Backed by private equity shop Lloyds Development Capital (LDC), Tupman this week led a management buyout of the London-based unified communications (UC) specialist. The company is to embark on an M&A offensive during the next half-decade in pursuit of creating a £100m-revenue managed services player. The firm's most recently available accounts, for the 2012 calendar year, reveal that it banked pre-tax profit of £470,364 on revenue which grew 5.8 per cent to £8.2m.
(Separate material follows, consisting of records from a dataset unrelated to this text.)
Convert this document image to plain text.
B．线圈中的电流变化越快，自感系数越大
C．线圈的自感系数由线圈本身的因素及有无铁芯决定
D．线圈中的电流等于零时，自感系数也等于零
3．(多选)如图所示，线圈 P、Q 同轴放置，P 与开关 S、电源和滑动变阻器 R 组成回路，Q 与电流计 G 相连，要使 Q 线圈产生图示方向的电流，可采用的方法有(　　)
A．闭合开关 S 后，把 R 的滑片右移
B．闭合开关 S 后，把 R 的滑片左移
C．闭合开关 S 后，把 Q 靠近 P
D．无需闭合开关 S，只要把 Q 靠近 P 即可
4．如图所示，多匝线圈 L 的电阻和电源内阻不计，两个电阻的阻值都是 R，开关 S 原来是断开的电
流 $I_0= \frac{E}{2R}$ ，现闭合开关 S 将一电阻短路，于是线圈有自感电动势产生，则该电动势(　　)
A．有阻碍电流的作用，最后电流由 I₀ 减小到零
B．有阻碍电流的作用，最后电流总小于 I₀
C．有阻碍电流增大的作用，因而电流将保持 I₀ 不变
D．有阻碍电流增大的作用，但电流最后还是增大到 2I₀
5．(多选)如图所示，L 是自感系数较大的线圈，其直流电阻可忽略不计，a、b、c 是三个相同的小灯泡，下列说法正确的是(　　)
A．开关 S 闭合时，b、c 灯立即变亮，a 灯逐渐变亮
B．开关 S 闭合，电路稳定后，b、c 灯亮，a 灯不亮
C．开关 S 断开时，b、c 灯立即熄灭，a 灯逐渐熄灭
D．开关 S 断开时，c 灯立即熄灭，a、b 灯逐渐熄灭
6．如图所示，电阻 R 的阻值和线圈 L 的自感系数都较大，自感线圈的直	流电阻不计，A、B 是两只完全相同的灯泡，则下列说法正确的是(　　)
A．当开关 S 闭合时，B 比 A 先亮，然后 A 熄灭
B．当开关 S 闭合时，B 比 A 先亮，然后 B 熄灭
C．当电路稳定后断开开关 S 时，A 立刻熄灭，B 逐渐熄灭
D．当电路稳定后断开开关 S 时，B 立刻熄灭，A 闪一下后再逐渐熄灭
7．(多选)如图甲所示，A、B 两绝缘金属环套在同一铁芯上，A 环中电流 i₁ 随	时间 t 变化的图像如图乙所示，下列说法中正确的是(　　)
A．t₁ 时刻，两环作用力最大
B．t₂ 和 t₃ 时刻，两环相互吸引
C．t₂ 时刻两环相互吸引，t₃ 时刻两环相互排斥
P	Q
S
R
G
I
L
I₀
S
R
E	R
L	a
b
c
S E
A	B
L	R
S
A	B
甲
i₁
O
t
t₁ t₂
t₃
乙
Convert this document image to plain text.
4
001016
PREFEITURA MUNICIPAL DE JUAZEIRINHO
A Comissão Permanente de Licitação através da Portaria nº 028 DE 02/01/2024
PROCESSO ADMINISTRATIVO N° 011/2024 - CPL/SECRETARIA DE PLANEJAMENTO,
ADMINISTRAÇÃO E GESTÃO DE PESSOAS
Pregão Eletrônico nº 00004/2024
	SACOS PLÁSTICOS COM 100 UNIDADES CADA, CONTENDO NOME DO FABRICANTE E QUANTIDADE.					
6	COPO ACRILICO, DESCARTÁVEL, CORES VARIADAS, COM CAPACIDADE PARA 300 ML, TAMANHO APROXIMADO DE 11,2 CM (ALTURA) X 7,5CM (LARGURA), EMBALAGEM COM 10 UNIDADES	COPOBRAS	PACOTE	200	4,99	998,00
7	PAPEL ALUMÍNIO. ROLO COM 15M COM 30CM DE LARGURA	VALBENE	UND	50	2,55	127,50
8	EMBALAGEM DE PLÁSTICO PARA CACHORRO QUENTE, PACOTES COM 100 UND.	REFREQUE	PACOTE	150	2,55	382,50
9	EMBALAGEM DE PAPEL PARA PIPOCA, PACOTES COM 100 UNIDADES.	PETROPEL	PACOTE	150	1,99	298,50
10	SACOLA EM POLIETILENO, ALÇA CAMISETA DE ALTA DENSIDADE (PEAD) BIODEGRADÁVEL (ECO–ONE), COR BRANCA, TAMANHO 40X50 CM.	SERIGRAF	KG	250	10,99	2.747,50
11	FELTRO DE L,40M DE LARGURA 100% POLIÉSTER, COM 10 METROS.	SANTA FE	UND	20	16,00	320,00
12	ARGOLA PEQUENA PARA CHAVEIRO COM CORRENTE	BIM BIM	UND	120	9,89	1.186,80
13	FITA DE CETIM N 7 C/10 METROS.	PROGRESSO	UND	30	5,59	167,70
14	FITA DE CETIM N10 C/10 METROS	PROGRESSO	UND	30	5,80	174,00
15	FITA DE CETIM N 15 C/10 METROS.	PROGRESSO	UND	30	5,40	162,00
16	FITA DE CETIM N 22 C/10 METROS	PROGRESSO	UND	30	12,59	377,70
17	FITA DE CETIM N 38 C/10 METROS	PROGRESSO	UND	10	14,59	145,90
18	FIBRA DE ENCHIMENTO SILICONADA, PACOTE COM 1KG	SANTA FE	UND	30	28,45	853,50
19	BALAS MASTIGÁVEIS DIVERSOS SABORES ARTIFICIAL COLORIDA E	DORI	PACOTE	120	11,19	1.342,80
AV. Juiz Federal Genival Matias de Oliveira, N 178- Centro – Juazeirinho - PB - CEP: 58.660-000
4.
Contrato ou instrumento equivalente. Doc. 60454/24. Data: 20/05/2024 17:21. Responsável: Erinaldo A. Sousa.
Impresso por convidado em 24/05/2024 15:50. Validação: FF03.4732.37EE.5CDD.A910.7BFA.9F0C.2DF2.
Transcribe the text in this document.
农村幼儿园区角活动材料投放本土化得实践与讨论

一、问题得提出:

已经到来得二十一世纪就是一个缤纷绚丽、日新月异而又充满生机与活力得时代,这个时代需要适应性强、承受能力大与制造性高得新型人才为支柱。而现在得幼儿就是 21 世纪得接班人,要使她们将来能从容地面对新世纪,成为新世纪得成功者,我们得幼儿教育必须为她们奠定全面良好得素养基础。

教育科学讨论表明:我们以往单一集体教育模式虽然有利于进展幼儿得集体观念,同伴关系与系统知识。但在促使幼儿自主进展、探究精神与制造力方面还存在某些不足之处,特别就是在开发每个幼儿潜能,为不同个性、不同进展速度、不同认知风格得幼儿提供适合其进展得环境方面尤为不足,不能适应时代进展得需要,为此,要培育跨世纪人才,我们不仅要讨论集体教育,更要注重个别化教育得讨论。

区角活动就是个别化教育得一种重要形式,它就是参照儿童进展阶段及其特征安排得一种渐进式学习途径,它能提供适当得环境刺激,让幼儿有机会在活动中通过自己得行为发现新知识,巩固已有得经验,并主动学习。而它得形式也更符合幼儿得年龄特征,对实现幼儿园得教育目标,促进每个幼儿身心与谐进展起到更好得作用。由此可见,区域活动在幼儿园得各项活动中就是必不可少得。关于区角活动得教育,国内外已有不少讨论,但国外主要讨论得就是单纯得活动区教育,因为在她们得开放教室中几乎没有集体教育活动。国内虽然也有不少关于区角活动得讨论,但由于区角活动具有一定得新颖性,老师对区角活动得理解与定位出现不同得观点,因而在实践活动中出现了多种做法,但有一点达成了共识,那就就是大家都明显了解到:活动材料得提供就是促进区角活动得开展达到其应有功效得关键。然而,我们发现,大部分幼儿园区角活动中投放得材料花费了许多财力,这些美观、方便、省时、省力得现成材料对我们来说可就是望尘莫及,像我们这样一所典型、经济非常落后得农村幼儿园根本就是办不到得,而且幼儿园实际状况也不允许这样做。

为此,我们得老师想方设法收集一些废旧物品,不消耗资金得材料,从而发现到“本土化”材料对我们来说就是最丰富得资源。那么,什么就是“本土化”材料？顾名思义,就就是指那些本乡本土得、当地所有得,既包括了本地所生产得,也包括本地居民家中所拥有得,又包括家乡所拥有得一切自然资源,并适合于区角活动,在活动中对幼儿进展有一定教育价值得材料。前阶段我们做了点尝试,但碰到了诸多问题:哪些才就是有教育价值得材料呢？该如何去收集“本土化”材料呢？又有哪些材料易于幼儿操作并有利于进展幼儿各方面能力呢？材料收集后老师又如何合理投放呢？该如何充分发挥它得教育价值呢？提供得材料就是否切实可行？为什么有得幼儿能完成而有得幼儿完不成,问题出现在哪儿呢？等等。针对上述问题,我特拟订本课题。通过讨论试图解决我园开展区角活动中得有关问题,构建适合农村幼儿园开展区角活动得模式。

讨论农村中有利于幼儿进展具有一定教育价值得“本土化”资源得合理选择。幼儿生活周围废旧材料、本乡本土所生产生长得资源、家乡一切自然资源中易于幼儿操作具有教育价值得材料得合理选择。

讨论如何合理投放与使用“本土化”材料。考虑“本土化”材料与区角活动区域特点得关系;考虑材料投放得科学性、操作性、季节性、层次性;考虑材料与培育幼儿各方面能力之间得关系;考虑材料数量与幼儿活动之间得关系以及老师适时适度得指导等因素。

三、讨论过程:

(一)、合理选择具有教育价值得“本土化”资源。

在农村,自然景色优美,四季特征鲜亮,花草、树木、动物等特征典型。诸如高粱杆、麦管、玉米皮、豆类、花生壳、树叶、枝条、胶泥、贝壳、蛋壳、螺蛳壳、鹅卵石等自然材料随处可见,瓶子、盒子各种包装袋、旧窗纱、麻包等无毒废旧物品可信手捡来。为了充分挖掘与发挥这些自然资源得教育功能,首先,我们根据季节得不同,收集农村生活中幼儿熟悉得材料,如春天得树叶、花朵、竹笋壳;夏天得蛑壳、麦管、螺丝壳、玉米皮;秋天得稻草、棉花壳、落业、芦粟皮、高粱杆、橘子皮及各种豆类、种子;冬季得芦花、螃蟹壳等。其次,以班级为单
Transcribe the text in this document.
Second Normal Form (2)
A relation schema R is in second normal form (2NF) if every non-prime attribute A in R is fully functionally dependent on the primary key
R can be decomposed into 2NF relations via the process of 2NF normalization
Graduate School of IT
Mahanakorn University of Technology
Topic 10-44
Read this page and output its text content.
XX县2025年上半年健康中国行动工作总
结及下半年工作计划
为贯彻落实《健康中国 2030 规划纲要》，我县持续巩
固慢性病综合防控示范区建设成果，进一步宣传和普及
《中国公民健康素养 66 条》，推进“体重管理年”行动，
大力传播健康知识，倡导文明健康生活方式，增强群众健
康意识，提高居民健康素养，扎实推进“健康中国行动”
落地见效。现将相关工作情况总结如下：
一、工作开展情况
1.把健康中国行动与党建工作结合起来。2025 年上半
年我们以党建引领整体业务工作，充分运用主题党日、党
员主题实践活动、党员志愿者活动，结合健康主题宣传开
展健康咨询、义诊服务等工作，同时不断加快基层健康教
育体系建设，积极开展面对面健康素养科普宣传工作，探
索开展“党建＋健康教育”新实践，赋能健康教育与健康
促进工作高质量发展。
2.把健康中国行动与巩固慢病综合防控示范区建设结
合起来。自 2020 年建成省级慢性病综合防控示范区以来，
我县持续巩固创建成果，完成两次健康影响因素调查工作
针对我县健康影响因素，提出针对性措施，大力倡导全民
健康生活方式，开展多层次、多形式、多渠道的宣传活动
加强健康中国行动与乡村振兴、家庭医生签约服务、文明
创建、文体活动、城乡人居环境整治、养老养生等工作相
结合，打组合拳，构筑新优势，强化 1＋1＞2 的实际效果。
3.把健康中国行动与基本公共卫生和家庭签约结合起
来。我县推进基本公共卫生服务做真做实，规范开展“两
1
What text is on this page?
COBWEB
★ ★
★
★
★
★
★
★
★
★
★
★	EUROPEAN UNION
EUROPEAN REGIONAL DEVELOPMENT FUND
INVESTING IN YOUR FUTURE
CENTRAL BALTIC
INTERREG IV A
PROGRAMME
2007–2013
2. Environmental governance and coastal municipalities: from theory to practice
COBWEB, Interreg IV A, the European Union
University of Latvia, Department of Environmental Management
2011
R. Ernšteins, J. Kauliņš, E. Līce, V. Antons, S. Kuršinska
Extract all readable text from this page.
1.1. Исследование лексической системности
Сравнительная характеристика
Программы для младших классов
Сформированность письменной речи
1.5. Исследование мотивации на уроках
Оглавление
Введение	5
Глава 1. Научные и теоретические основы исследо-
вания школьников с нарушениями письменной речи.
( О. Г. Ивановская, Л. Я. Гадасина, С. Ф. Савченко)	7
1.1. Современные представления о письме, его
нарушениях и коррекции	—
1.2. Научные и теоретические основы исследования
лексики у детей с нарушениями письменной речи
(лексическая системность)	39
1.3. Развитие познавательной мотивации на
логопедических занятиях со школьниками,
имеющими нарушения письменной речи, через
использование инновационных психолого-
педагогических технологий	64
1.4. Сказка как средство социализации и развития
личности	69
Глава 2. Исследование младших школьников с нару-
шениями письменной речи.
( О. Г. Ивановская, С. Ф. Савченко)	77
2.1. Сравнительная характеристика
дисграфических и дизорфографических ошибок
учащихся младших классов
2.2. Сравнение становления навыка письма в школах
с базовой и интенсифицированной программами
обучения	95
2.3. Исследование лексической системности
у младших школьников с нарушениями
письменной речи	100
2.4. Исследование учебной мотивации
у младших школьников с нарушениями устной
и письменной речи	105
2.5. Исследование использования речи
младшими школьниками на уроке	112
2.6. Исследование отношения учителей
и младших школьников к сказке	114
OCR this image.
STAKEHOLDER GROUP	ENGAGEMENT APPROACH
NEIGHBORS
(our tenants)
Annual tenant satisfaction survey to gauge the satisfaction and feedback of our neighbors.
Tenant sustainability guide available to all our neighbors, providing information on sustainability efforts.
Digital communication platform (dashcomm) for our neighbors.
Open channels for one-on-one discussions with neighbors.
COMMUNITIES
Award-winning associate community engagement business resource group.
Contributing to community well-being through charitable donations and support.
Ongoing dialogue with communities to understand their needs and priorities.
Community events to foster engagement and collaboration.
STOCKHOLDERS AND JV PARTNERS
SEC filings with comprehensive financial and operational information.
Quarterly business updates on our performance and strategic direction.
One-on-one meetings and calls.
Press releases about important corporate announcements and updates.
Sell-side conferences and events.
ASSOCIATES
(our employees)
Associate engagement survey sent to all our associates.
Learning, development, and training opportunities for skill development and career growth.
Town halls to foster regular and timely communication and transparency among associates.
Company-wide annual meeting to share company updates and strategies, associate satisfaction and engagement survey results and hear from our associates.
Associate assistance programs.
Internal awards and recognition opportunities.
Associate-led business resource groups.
"We have a number of other targets that we are looking at, not just in telephony and UC, but potentially across the IT infrastructure. That is a key focus for us," Tupman told CRN. "We want to get the business to a certain scale and size where it becomes attractive - this is a four- or five-year plan where we are looking to transform the business from more of a UC specialist to more of a managed services specialist, looking at [areas such as] cloud applications and BYOD."
Tupman asserted that Connect will take a more agile approach to acquisitions than some competitors, and accused rivals of overpaying for deals.
"It is [going to be about] realistic multiples. What we are interested in is customers, and we will focus on acquiring customers and contracts that we can cross-sell [into], and there will also be some additional skills we will want to acquire," he said.
"But we are not in the market of paying over the odds in the way that a lot of competitors have done - [some of whom have] paid 20 times [EBITDA]. We will be very selective and will look at contracts and business assets as well as share capital."
No rush
The former ATC chief claimed that he has been looking for a company to invest in for a while, and claimed that Connect was an attractive target because of its "asset-light and technology-rich" nature. Connect employs just eight engineers, claimed Tupman, but can provide more or less global coverage via automation and third-party partnerships.
Of the existing leadership team, operations chief Andy Thomas and commercial leader Arman Khan are to depart the firm, the latter after a handover period of a couple of months. Finance director David Rose and technical boss Martin Cross will remain in place. Tupman (pictured right) added that he can also call on the expertise of LDC, but stressed that the investment house will leave the senior management team to run the business.
"LDC have an awful lot of resources and capability that we can call on and we will certainly be keen to use their assets, but it will be very much at our discretion," he explained. "The typical telephony operator is a single-digit [margin] EBITDA business and is very much focused on the UC specialism. We think we can take what is a very unique specialism into other areas, and we will do that very strategically - we are not going to rush it."